Understanding The Bitcoin Network ( The Block chain )
Created by: Oscar Pollson
Modified on: Sun, 7 Jan, 2018 at 12:35 PM
The Bitcoin Network is the first successful implementation of blockchain technology.
The term "blockchain technology" typically refers to the transparent, trust less, publicly accessible ledger that allows us to securely transfer the ownership of units of value using public key encryption and proof of work methods.
Bitcoin's payment network (also called the bitcoin blockchain) is what makes it possible for us to transact with one another. The network uses distributed consensus to verify and confirm transactions, and consensus is reached via a large global network of high-performance computers (called miners) running the bitcoin software.
In fact, the larger the network grows and becomes increasingly decentralised, the more secure it becomes.
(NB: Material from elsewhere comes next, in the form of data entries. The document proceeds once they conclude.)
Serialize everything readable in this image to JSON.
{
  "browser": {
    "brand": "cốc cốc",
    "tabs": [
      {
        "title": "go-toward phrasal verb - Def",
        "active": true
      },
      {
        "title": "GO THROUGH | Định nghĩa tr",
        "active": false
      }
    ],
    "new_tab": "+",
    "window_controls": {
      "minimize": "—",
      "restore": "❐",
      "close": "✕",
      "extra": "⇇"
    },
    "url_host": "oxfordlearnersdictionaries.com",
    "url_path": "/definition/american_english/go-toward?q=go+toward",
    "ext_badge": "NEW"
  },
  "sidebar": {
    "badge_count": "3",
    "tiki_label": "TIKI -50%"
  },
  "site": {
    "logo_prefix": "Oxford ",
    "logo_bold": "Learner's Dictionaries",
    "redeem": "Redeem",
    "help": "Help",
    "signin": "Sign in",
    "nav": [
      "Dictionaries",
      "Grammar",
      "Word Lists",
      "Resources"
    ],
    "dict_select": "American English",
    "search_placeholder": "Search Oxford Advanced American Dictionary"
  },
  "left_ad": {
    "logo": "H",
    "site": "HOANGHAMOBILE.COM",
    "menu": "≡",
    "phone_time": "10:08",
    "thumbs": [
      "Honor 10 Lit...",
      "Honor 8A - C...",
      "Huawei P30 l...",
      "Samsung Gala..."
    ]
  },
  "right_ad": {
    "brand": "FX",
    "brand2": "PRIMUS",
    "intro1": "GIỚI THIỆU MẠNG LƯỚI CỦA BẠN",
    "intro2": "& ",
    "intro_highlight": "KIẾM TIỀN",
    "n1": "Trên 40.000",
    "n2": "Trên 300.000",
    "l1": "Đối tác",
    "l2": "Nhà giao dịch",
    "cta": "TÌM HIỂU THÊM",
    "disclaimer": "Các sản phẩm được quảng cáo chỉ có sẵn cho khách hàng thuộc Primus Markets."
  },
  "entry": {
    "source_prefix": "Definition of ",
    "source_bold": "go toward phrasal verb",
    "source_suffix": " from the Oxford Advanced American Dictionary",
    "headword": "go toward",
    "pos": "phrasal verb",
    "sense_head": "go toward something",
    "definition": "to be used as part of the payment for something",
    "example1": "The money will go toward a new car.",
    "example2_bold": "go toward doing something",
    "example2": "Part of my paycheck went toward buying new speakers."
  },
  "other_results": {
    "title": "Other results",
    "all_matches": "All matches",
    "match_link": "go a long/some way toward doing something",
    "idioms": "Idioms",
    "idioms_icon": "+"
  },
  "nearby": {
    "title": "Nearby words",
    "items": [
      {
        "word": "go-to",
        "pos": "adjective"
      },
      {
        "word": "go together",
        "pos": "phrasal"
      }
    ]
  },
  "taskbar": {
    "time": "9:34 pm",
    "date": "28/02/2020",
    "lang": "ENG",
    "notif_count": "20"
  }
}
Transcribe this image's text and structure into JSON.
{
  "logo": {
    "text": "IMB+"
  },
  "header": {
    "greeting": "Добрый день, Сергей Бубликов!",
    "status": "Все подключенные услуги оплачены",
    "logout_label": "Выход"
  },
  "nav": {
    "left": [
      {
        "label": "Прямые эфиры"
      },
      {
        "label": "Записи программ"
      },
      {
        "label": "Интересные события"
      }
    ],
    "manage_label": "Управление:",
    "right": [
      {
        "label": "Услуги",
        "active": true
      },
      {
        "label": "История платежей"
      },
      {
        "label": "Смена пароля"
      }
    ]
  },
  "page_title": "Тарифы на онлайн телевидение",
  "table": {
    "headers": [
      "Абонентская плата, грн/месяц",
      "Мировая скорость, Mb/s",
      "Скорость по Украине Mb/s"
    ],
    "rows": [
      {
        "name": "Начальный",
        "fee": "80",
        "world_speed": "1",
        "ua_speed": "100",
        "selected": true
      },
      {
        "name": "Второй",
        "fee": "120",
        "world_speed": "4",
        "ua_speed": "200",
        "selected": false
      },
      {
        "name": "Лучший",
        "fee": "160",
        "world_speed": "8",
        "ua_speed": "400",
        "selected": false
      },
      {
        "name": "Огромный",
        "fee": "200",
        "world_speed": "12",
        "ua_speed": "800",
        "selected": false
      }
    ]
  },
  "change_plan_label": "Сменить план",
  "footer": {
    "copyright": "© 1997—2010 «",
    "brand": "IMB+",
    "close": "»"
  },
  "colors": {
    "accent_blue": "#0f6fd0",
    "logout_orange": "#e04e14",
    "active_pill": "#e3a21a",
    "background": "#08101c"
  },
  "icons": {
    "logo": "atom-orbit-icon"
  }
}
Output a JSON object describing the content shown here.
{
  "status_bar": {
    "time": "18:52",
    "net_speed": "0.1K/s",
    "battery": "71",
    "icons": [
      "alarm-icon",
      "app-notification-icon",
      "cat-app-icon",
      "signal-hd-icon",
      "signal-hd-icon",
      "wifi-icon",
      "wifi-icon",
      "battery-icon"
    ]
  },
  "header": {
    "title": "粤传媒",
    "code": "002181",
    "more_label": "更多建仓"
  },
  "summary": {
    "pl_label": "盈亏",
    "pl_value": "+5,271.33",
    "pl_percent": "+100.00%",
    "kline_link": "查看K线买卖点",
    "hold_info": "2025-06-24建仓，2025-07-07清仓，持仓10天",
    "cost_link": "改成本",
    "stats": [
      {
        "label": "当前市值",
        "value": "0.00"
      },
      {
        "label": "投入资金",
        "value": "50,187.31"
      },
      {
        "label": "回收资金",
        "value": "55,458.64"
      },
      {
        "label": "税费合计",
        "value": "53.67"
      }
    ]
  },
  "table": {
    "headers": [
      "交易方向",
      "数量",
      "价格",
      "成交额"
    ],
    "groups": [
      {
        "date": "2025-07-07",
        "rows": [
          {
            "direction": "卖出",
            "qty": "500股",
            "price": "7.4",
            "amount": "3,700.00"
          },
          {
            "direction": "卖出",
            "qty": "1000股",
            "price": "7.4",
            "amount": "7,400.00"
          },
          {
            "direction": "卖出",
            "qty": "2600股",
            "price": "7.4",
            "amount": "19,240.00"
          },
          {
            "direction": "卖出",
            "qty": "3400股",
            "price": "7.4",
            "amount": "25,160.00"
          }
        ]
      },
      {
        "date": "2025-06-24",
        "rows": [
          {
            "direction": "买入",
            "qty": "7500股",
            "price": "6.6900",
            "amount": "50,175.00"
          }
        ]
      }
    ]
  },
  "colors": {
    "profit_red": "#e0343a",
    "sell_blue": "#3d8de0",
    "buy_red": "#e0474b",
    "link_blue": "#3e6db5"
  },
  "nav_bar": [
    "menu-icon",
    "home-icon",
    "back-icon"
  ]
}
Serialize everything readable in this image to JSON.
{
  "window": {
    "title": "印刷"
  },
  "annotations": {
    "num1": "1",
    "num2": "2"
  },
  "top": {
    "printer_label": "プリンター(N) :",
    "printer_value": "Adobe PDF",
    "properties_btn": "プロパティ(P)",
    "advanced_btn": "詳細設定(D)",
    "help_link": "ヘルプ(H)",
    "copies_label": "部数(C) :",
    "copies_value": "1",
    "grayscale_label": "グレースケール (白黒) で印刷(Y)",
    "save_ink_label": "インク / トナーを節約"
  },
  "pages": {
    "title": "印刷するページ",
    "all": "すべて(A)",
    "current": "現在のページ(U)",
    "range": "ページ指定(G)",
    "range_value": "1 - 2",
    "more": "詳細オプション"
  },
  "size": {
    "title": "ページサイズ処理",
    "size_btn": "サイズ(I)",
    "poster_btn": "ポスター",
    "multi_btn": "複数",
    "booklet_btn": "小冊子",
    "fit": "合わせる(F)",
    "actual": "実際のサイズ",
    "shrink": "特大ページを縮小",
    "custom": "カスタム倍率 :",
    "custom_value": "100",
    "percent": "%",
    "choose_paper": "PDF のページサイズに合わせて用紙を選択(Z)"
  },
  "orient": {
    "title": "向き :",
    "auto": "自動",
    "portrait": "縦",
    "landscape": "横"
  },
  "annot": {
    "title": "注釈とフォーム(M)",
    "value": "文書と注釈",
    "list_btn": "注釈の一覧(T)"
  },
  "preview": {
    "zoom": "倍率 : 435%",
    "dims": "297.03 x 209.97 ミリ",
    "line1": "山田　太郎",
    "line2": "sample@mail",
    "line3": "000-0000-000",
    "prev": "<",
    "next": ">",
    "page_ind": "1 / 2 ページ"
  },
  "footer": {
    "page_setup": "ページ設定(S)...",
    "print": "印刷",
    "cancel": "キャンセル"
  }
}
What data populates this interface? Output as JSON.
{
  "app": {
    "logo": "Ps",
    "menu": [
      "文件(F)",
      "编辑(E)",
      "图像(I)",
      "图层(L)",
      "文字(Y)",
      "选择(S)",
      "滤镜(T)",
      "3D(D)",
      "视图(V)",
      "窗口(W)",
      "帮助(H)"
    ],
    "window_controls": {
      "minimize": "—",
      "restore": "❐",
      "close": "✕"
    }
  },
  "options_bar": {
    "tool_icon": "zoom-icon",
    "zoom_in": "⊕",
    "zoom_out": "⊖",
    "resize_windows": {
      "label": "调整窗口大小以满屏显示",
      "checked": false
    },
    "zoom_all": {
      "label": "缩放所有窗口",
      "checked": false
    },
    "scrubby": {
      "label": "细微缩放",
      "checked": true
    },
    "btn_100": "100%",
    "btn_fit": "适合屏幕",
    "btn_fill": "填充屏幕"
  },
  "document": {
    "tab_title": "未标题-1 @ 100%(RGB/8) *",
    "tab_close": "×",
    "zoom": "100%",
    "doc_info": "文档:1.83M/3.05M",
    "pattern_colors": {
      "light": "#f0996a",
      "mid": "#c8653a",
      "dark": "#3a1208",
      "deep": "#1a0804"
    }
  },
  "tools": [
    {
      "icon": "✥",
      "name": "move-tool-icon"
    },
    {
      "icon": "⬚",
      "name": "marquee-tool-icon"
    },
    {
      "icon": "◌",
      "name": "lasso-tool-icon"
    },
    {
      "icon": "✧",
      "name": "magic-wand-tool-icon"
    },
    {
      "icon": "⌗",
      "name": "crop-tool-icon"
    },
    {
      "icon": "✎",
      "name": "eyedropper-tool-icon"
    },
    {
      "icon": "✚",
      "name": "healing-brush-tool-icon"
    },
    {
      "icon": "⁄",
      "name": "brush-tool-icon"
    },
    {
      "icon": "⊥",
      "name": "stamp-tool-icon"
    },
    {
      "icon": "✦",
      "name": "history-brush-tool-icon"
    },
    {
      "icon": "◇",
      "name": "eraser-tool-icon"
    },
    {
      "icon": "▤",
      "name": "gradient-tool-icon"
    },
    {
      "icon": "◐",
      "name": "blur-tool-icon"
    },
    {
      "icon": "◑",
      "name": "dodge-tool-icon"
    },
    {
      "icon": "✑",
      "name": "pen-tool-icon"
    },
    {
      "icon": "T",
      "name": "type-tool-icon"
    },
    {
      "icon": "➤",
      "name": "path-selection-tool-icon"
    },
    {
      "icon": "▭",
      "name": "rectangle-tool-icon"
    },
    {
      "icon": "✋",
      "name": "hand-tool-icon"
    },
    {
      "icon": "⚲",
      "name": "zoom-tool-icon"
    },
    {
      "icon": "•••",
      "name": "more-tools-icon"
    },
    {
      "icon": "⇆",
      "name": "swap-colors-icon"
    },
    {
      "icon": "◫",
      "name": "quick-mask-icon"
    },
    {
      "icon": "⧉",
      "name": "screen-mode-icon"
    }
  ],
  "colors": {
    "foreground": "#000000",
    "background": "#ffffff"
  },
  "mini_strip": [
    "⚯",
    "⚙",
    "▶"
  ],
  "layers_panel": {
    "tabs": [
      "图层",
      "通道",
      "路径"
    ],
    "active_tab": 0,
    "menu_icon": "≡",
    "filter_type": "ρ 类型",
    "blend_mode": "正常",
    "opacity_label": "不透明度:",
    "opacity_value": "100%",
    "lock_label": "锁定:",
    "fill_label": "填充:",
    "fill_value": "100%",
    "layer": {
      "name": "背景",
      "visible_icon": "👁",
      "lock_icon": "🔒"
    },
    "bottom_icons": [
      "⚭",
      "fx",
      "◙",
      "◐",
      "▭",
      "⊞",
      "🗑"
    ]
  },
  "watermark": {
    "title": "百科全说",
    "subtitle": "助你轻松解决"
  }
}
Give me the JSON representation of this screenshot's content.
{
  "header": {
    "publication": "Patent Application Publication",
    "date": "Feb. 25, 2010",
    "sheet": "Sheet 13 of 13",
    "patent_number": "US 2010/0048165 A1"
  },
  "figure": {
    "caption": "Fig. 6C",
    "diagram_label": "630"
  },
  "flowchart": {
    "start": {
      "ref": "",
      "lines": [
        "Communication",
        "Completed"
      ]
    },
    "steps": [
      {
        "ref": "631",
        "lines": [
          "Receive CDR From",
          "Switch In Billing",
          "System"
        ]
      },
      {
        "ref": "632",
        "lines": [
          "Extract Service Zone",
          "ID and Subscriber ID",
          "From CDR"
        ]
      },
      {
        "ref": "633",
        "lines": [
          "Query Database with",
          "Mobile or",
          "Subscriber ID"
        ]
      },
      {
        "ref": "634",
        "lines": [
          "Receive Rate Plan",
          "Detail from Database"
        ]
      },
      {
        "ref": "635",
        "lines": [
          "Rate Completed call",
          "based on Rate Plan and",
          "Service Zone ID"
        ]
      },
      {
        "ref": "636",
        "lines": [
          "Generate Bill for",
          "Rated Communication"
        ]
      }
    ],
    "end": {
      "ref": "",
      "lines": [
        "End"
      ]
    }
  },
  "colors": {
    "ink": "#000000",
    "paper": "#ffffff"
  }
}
Whenever someone sends a transaction it is broadcast instantly to the network and verified by the miners. Miners are constantly working to confirm individual transactions and include them in the next block of transactions in the chain. Once a new block is verified, all the transactions within it are permanently recorded on the blockchain.
Rewards are paid out in bitcoin to miners who confirm transactions and verify the next block to incentivise productivity on the network.
Each party who participates in the mining process has an identical up-to-date copy of the blockchain or public ledger, which is a record of all the transactions in bitcoin history. Each party's copy of the ledger is updated every time a new block is found.
The potential for blockchain technology is not limited to bitcoin. As such, it has gained a lot of attention in a variety of industries including: financial services, charities and non-profits, the arts, and e-commerce.